Baseten can return three error formats:
- {"error": "string message"}
- {"error": {"message": ..., "type": ..., ...}}
- {"message": ..., "type": ..., "code": ...} (e.g. image_url not supported)
func (*ErrorResponse) Error ¶
func (er *ErrorResponse) Error() string
func (*ErrorResponse) IsAPIError ¶
func (er *ErrorResponse) IsAPIError() bool
IsAPIError implements base.ErrorResponseI.
func (*ErrorResponse) UnmarshalJSON ¶
func (er *ErrorResponse) UnmarshalJSON(b []byte) error
UnmarshalJSON implements json.Unmarshaler.
type FinishReason ¶
type FinishReason string
FinishReason is a provider-specific finish reason.
const ( FinishStop FinishReason = "stop" FinishToolCalls FinishReason = "tool_calls" FinishLength FinishReason = "length" FinishContentFilter FinishReason = "content_filter" )
Finish reason values.
func (FinishReason) ToFinishReason ¶
func (f FinishReason) ToFinishReason() genai.FinishReason
ToFinishReason converts to a genai.FinishReason.
type Logprobs ¶
type Logprobs struct {
Content []struct {
Token string `json:"token"`
Bytes []byte `json:"bytes"`
Logprob float64 `json:"logprob"`
TopLogprobs []struct {
Token string `json:"token"`
Bytes []byte `json:"bytes"`
Logprob float64 `json:"logprob"`
} `json:"top_logprobs"`
} `json:"content"`
}
Logprobs is the provider-specific log probabilities.
type Message ¶
type Message struct {
Role string `json:"role,omitzero"` // "system", "assistant", "user"

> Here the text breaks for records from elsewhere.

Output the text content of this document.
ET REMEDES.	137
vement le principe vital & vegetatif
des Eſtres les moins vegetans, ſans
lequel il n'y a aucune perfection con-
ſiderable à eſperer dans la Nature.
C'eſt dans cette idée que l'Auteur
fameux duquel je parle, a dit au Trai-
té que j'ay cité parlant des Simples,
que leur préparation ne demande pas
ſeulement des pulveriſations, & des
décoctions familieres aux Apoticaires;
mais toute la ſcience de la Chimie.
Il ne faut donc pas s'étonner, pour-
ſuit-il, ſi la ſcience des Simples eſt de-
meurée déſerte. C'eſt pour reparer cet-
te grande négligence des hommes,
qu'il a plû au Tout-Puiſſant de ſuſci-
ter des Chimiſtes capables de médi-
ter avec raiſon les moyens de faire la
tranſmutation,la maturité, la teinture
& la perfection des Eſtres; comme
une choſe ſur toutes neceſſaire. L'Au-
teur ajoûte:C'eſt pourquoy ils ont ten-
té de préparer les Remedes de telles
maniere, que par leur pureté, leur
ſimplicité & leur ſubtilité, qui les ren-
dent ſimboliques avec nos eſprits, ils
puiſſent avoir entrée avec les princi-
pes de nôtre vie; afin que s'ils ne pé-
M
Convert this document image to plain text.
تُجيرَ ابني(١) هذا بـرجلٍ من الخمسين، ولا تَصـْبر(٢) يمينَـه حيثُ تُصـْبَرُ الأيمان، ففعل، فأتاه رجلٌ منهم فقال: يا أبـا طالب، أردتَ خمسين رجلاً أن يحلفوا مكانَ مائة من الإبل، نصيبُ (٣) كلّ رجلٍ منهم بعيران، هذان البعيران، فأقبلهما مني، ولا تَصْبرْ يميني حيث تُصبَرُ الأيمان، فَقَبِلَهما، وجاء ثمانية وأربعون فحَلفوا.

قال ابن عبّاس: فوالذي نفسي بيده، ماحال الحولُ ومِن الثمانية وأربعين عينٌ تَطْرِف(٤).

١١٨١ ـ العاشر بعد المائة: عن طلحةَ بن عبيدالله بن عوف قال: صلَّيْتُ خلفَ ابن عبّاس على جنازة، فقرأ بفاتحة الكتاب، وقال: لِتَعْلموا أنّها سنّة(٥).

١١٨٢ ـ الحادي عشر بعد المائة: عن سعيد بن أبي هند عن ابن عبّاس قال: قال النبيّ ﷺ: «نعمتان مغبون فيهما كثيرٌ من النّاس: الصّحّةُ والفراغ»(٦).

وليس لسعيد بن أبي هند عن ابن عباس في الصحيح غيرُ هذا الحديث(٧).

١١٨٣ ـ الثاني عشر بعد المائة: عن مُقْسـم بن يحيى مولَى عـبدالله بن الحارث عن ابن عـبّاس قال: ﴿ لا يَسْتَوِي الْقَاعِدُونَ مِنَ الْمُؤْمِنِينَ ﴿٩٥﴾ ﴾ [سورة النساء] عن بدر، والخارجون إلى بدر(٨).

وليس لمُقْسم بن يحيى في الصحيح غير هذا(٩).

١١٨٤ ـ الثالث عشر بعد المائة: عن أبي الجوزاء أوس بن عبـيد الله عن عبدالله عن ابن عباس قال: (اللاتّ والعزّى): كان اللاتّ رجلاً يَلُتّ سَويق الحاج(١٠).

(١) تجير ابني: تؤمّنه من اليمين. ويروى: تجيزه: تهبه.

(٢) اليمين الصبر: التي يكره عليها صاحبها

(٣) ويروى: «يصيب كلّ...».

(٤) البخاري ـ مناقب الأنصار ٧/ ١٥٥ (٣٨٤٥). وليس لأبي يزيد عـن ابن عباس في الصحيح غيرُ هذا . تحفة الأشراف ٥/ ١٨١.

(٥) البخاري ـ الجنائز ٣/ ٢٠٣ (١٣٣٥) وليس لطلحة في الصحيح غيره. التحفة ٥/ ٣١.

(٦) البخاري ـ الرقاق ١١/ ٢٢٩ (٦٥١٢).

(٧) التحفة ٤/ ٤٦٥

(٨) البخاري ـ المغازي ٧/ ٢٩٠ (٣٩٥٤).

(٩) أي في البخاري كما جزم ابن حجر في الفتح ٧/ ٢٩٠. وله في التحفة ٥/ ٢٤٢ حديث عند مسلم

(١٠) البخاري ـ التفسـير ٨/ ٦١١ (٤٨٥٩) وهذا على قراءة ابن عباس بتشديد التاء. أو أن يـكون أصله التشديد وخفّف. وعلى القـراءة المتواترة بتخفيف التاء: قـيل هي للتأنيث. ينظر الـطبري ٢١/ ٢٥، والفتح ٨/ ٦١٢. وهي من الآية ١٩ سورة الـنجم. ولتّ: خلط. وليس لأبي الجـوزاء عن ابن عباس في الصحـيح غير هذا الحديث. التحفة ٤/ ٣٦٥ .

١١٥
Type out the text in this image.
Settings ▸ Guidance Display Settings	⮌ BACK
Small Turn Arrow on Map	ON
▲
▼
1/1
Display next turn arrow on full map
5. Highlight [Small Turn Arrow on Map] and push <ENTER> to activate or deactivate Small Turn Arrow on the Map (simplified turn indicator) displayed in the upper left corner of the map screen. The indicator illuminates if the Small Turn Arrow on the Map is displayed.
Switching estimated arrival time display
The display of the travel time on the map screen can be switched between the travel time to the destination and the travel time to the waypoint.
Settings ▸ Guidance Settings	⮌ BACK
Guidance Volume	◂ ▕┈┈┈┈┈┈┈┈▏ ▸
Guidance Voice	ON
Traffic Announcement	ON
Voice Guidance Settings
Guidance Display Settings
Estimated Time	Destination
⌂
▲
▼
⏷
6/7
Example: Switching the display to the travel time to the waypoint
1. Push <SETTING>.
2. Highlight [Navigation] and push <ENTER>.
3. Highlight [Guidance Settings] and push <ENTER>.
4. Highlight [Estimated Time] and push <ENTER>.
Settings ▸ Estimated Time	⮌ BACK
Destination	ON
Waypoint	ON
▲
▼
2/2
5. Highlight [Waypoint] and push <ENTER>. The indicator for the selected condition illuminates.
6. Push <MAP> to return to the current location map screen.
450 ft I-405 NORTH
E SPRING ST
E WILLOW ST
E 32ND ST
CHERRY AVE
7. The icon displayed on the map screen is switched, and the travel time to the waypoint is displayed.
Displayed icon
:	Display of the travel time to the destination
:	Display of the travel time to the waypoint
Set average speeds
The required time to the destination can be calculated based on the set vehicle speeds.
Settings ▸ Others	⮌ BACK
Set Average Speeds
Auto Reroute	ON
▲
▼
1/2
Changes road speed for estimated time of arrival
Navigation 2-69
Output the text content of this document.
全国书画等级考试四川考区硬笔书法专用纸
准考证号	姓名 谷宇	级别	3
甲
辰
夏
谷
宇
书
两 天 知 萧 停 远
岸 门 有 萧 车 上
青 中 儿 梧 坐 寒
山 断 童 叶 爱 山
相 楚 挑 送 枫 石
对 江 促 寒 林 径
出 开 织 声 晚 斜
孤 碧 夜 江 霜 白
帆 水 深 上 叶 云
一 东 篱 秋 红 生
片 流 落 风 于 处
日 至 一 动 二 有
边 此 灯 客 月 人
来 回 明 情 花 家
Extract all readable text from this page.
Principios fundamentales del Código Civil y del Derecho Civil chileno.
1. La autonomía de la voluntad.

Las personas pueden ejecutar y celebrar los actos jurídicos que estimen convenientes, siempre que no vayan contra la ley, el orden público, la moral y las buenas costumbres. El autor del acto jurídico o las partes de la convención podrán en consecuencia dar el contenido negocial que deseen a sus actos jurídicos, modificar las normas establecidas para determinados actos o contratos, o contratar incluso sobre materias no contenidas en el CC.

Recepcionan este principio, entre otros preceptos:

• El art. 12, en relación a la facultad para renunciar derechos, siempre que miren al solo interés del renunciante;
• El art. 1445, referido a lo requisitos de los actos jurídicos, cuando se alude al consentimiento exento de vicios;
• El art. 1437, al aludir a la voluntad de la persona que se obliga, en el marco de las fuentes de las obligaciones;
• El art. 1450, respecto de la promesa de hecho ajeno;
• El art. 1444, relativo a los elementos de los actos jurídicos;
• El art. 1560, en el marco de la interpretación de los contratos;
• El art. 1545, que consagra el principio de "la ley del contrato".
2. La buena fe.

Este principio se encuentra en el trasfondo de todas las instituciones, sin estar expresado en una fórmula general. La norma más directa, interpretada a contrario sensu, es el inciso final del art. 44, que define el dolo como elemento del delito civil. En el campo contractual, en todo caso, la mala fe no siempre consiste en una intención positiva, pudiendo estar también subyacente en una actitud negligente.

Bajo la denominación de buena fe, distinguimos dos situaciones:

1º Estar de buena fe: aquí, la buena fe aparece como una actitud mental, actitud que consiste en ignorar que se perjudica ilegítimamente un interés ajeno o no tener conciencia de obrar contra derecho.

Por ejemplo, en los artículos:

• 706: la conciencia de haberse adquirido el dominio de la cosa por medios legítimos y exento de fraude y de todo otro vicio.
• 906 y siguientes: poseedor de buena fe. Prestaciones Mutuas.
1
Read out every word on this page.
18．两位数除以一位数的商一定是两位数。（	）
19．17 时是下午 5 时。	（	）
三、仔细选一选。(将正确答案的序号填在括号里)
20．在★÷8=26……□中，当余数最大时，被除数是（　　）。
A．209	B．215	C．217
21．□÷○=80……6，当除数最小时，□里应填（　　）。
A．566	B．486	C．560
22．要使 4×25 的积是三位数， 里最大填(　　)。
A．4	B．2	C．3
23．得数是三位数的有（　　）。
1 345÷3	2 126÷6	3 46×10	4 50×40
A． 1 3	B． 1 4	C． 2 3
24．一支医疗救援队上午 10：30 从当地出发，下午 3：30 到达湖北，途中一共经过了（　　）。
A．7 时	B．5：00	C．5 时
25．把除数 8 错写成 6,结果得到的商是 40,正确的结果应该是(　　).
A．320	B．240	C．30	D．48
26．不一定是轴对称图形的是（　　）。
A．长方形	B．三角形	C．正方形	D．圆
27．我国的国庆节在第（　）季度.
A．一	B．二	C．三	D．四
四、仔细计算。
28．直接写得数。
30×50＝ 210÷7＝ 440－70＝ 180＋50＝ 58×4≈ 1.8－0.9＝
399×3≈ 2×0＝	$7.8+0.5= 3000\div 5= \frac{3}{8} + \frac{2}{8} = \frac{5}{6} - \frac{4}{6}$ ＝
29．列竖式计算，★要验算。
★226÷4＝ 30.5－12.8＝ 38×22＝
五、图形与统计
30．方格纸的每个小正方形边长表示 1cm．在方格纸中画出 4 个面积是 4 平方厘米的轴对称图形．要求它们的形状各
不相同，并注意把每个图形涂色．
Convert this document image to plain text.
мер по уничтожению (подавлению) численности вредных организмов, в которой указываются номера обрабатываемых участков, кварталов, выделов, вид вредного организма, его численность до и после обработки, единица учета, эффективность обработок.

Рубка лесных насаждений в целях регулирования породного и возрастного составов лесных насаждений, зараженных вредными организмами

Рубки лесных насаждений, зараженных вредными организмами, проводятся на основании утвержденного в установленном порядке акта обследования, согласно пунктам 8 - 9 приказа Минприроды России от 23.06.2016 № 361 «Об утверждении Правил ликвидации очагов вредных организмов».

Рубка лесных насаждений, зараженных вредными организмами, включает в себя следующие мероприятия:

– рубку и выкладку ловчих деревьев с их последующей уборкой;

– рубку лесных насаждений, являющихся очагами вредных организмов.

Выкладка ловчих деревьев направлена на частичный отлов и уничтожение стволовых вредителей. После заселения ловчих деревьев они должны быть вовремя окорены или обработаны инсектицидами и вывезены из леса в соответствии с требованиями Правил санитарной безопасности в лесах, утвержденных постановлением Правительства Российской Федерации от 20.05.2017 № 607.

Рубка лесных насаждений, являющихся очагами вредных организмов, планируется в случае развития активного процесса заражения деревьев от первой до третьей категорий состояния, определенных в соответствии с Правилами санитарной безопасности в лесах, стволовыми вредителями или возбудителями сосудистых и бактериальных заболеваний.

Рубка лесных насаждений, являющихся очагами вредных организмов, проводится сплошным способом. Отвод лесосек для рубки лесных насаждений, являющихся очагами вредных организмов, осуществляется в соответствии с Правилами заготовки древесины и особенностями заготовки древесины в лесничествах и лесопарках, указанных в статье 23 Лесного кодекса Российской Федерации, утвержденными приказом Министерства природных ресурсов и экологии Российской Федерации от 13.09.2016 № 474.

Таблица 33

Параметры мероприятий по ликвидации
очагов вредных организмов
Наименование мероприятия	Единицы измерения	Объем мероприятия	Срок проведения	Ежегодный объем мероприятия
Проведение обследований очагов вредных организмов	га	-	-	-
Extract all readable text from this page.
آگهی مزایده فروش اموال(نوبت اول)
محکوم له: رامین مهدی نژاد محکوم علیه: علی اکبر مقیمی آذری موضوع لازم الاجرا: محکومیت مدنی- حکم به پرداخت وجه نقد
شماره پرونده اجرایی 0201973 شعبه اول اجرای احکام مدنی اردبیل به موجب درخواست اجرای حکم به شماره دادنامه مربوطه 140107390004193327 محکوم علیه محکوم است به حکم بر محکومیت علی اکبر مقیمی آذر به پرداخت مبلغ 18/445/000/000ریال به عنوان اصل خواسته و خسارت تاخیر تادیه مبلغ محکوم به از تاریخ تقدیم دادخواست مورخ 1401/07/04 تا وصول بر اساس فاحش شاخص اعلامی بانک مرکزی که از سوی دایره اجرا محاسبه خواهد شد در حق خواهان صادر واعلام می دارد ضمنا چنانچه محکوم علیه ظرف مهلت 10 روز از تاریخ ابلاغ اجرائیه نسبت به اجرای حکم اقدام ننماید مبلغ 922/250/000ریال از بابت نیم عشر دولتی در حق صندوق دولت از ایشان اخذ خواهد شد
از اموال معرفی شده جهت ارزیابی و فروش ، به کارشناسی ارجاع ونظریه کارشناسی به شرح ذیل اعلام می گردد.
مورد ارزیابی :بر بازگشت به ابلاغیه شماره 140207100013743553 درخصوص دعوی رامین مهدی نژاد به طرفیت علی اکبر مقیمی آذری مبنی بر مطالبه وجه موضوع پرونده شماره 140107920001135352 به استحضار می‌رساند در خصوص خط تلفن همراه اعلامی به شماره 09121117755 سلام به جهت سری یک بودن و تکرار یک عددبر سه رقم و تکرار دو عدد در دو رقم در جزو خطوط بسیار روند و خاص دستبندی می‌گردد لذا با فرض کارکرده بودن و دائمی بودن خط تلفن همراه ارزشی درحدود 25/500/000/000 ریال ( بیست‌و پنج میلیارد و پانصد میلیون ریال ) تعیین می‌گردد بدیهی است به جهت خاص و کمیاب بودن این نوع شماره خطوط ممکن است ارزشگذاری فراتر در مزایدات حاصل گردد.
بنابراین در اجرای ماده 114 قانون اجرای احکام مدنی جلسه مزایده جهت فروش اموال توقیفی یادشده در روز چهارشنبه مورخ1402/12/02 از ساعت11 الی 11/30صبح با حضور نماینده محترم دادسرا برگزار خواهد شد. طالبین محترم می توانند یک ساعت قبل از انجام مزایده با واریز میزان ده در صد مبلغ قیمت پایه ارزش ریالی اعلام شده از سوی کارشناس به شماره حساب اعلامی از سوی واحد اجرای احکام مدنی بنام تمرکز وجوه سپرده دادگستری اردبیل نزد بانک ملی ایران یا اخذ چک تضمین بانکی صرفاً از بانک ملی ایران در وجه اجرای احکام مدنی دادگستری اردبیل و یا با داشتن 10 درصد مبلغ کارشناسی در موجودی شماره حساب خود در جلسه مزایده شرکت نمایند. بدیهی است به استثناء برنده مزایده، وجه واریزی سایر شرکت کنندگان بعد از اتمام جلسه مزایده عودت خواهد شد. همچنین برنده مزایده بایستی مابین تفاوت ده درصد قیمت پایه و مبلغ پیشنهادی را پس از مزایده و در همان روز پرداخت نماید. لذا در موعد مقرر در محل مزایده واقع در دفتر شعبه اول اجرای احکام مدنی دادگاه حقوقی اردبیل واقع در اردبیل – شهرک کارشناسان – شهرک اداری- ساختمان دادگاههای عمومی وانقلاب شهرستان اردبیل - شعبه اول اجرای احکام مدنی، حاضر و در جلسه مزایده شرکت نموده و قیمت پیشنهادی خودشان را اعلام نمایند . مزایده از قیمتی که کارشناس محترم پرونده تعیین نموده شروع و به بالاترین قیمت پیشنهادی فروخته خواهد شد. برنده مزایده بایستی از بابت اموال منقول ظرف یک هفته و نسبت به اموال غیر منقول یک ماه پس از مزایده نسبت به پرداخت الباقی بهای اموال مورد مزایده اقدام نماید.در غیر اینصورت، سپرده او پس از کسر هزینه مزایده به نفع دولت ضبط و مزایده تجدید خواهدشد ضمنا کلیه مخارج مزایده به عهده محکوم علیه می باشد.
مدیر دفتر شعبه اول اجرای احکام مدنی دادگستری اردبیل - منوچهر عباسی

Content Contents `json:"content,omitzero"`
Reasoning string `json:"reasoning,omitzero"`
ReasoningContent string `json:"reasoning_content,omitzero"`
ToolCalls []ToolCall `json:"tool_calls,omitzero"`
ToolCallID string `json:"tool_call_id,omitzero"`
Name string `json:"name,omitzero"`
}
Message is a provider-specific message.
type Model ¶
type Model struct {
ID string `json:"id"`
Object string `json:"object,omitzero"`
OwnedBy string `json:"owned_by,omitzero"`
Name string `json:"name,omitzero"`
Description string `json:"description,omitzero"`
ContextLength int64 `json:"context_length,omitzero"`
MaxCompletionTokens int64 `json:"max_completion_tokens,omitzero"`
Quantization string `json:"quantization,omitzero"`
Created int64 `json:"created,omitzero"`
SupportedFeatures []string `json:"supported_features,omitzero"`
SupportedSamplingParameters []string `json:"supported_sampling_parameters,omitzero"`
// Pricing per token.
Pricing map[string]string `json:"pricing,omitzero"`
}
Model is the provider-specific model metadata.
type ModelsResponse ¶
ModelsResponse represents the response from the /v1/models endpoint.
func (*ModelsResponse) ToModels ¶
func (r *ModelsResponse) ToModels() []genai.Model
ToModels converts models to genai.Model interfaces.
type Tool ¶
type Tool struct {
Type string `json:"type"` // "function"
Function struct {
Name string `json:"name"`
Description string `json:"description"`
Parameters *jsonschema.Schema `json:"parameters"`
} `json:"function"`
}
Tool is a provider-specific tool definition.
type ToolCall ¶
type ToolCall struct {
Type string `json:"type,omitzero"` // "function"
ID string `json:"id,omitzero"`
Index int64 `json:"index,omitzero"`
Function struct {
Name string `json:"name,omitzero"`
Arguments string `json:"arguments,omitzero"`
} `json:"function,omitzero"`
}
ToolCall is a provider-specific tool call.
type Usage ¶
type Usage struct {
PromptTokens int64 `json:"prompt_tokens"`
CompletionTokens int64 `json:"completion_tokens"`
TotalTokens int64 `json:"total_tokens"`
PromptTokensDetails struct {
AudioTokens int64 `json:"audio_tokens"`
CachedTokens int64 `json:"cached_tokens"`
} `json:"prompt_tokens_details"`
CompletionTokensDetails struct {
AcceptedPredictionTokens int64 `json:"accepted_prediction_tokens"`
AudioTokens int64 `json:"audio_tokens"`
ReasoningTokens int64 `json:"reasoning_tokens"`
RejectedPredictionTokens int64 `json:"rejected_prediction_tokens"`
} `json:"completion_tokens_details"`
}
Usage is the provider-specific token usage.